Calls to protest against the film, which has had insulting references to the Prophet Mohammed dubbed into it, have been issued on Facebook, Twitter and other social networks this week after police broke up an unauthorised demonstration in Paris last Saturday.
Despite appeals for calm by French Muslim leaders, demonstrations are expected to take place in several cities next Saturday, although Ayrault only mentioned banning the Paris one.
There is “no reason why we should let conflicts which do not concern France come to our country”, Ayrault told RTL radio on Wednesday. “We are in a republic which has no intention of allowing itself to be intimidated by anyone at all over its values.”
He also said that people offended by Wednesday's publication of cartoons of Mohammed by Charlie Hebdo were free to sue the satirical paper but that the state would not intervene.
Interior Minister Manuel Valls on Monday claimed that “small groups that we know are active in our neigbourhoods, advocating radical Islamism” were present at last Saturday’s protest along with women with their faces covered, in breach of French law.
“I will not tolerate that completely veiled women, prayers in the street, that slogans against allied countries and our values can be heard on our streets,” he told France 2 television.

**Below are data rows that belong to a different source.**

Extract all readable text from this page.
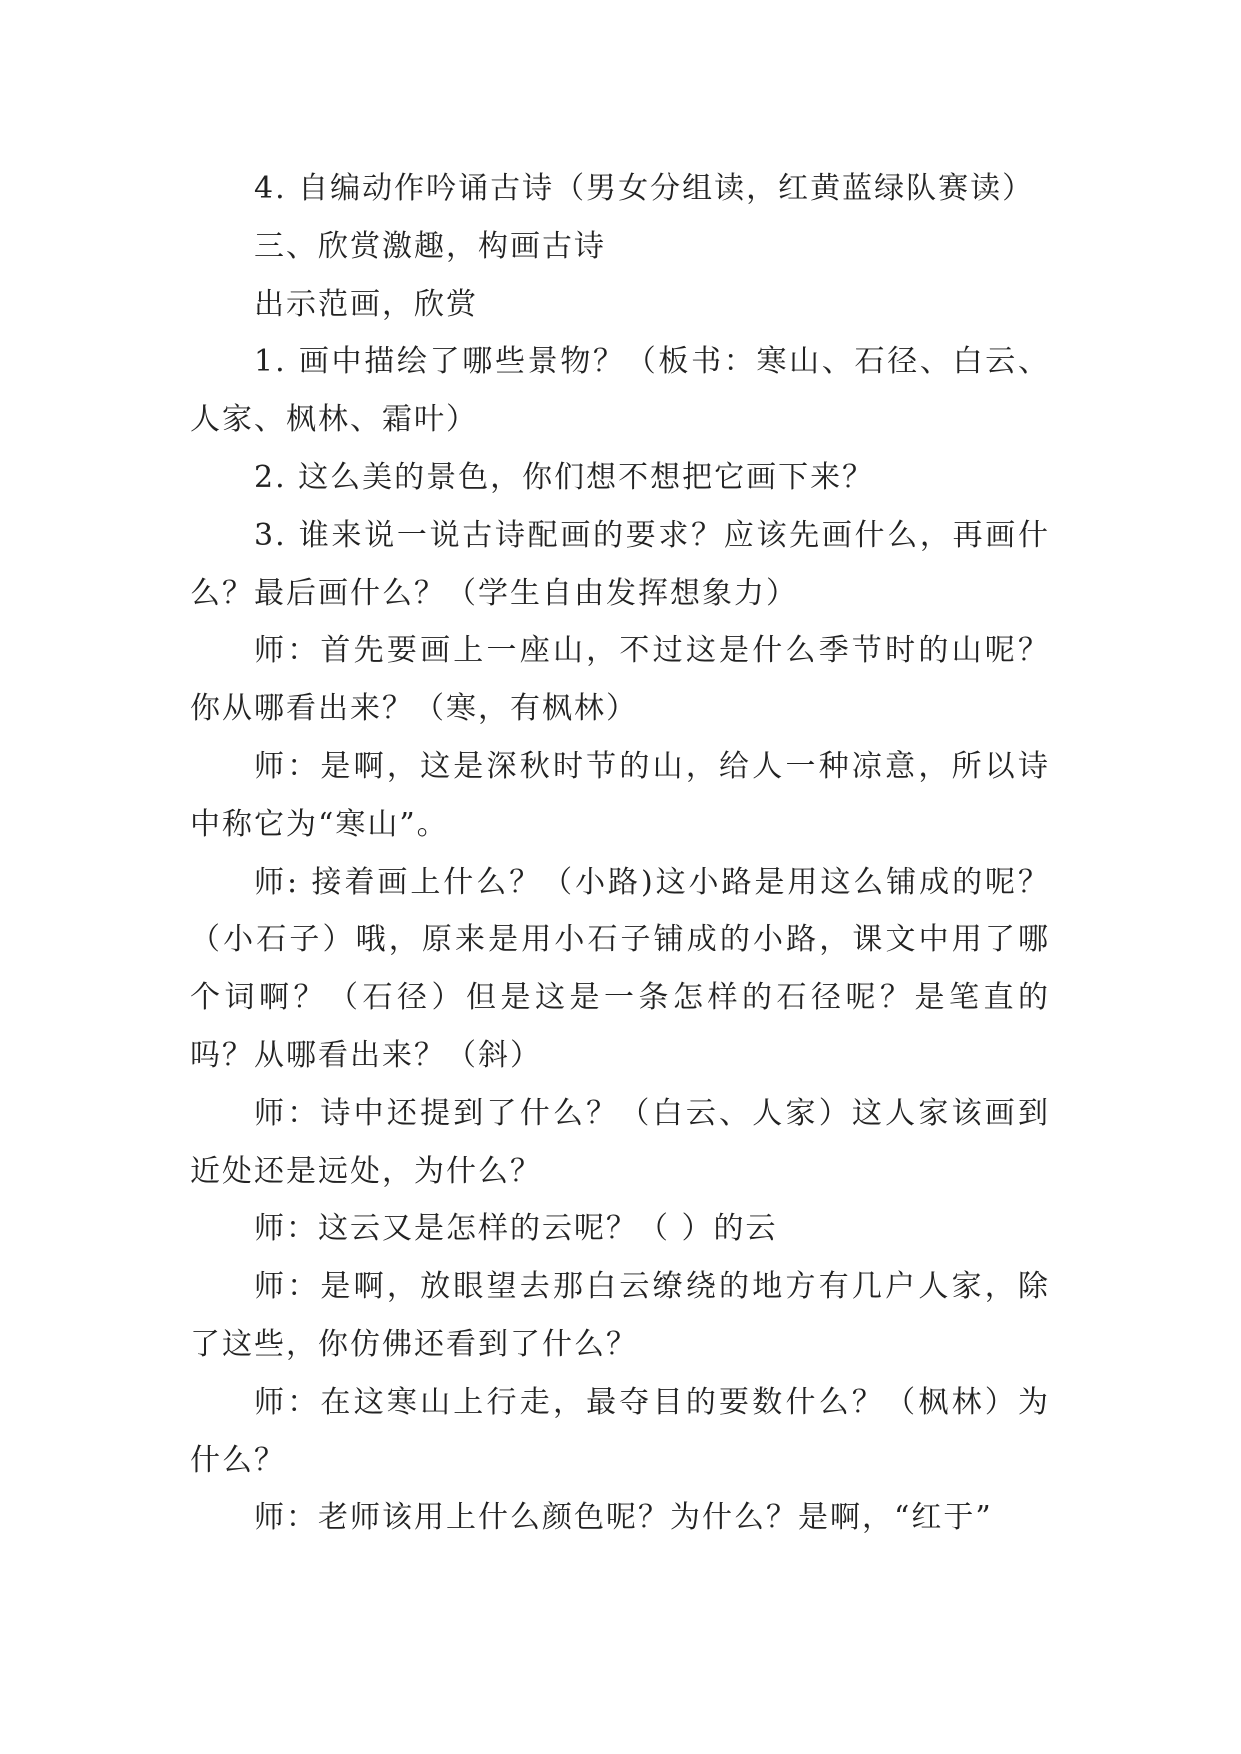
4. 自编动作吟诵古诗（男女分组读，红黄蓝绿队赛读）

三、欣赏激趣，构画古诗

出示范画，欣赏

1. 画中描绘了哪些景物？（板书：寒山、石径、白云、人家、枫林、霜叶）

2. 这么美的景色，你们想不想把它画下来？

3. 谁来说一说古诗配画的要求？应该先画什么，再画什么？最后画什么？（学生自由发挥想象力）

师：首先要画上一座山，不过这是什么季节时的山呢？你从哪看出来？（寒，有枫林）

师：是啊，这是深秋时节的山，给人一种凉意，所以诗中称它为“寒山”。

师: 接着画上什么？（小路)这小路是用这么铺成的呢？（小石子）哦，原来是用小石子铺成的小路，课文中用了哪个词啊？（石径）但是这是一条怎样的石径呢？是笔直的吗？从哪看出来？（斜）

师：诗中还提到了什么？（白云、人家）这人家该画到近处还是远处，为什么？

师：这云又是怎样的云呢？（ ）的云

师：是啊，放眼望去那白云缭绕的地方有几户人家，除了这些，你仿佛还看到了什么？

师：在这寒山上行走，最夺目的要数什么？（枫林）为什么？

师：老师该用上什么颜色呢？为什么？是啊，“红于”
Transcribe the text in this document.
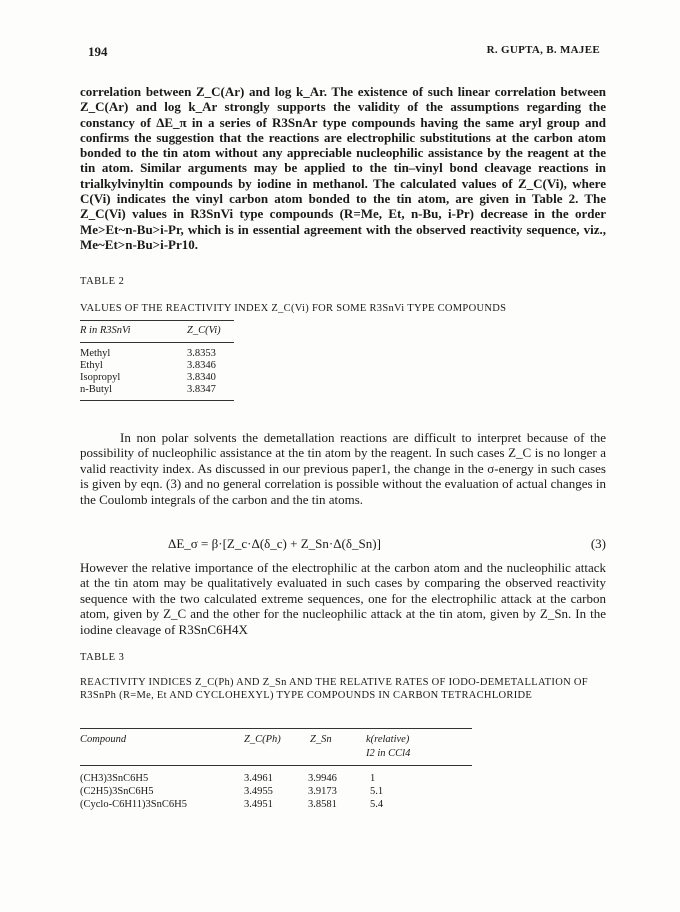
194	R. GUPTA, B. MAJEE

correlation between Z_C(Ar) and log k_Ar. The existence of such linear correlation between Z_C(Ar) and log k_Ar strongly supports the validity of the assumptions regarding the constancy of ΔE_π in a series of R3SnAr type compounds having the same aryl group and confirms the suggestion that the reactions are electrophilic substitutions at the carbon atom bonded to the tin atom without any appreciable nucleophilic assistance by the reagent at the tin atom. Similar arguments may be applied to the tin–vinyl bond cleavage reactions in trialkylvinyltin compounds by iodine in methanol. The calculated values of Z_C(Vi), where C(Vi) indicates the vinyl carbon atom bonded to the tin atom, are given in Table 2. The Z_C(Vi) values in R3SnVi type compounds (R=Me, Et, n-Bu, i-Pr) decrease in the order Me>Et~n-Bu>i-Pr, which is in essential agreement with the observed reactivity sequence, viz., Me~Et>n-Bu>i-Pr10.

TABLE 2
VALUES OF THE REACTIVITY INDEX Z_C(Vi) FOR SOME R3SnVi TYPE COMPOUNDS
R in R3SnVi	Z_C(Vi)
Methyl	3.8353
Ethyl	3.8346
Isopropyl	3.8340
n-Butyl	3.8347

In non polar solvents the demetallation reactions are difficult to interpret because of the possibility of nucleophilic assistance at the tin atom by the reagent. In such cases Z_C is no longer a valid reactivity index. As discussed in our previous paper1, the change in the σ-energy in such cases is given by eqn. (3) and no general correlation is possible without the evaluation of actual changes in the Coulomb integrals of the carbon and the tin atoms.

ΔE_σ = β·[Z_c·Δ(δ_c) + Z_Sn·Δ(δ_Sn)]	(3)

However the relative importance of the electrophilic at the carbon atom and the nucleophilic attack at the tin atom may be qualitatively evaluated in such cases by comparing the observed reactivity sequence with the two calculated extreme sequences, one for the electrophilic attack at the carbon atom, given by Z_C and the other for the nucleophilic attack at the tin atom, given by Z_Sn. In the iodine cleavage of R3SnC6H4X

TABLE 3
REACTIVITY INDICES Z_C(Ph) AND Z_Sn AND THE RELATIVE RATES OF IODO-DEMETALLATION OF R3SnPh (R=Me, Et AND CYCLOHEXYL) TYPE COMPOUNDS IN CARBON TETRACHLORIDE
Compound	Z_C(Ph)	Z_Sn	k(relative)
I2 in CCl4
(CH3)3SnC6H5	3.4961	3.9946	1
(C2H5)3SnC6H5	3.4955	3.9173	5.1
(Cyclo-C6H11)3SnC6H5	3.4951	3.8581	5.4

Police arrested 150 of the roughly 250 people present at last weekend’s protest.
France’s opposition UMP has slammed Paris police for failing to prevent it and the right-wing Le Figaro on Wednesday predicted that “if we don’t watch out they will be 1,000 tomorrow and many more the day after”.
More than 30 people have died during the worldwide demonstrations and bombings that have followed to the posting of a trailer for Innocence of Muslims posted on the internet.
About 1,000 protesters, mostly students, blocked the Jalalabad-Kabul road in Afghanistan on Wednesday, the day after a female suicide bomber killed 12 people in Kabul.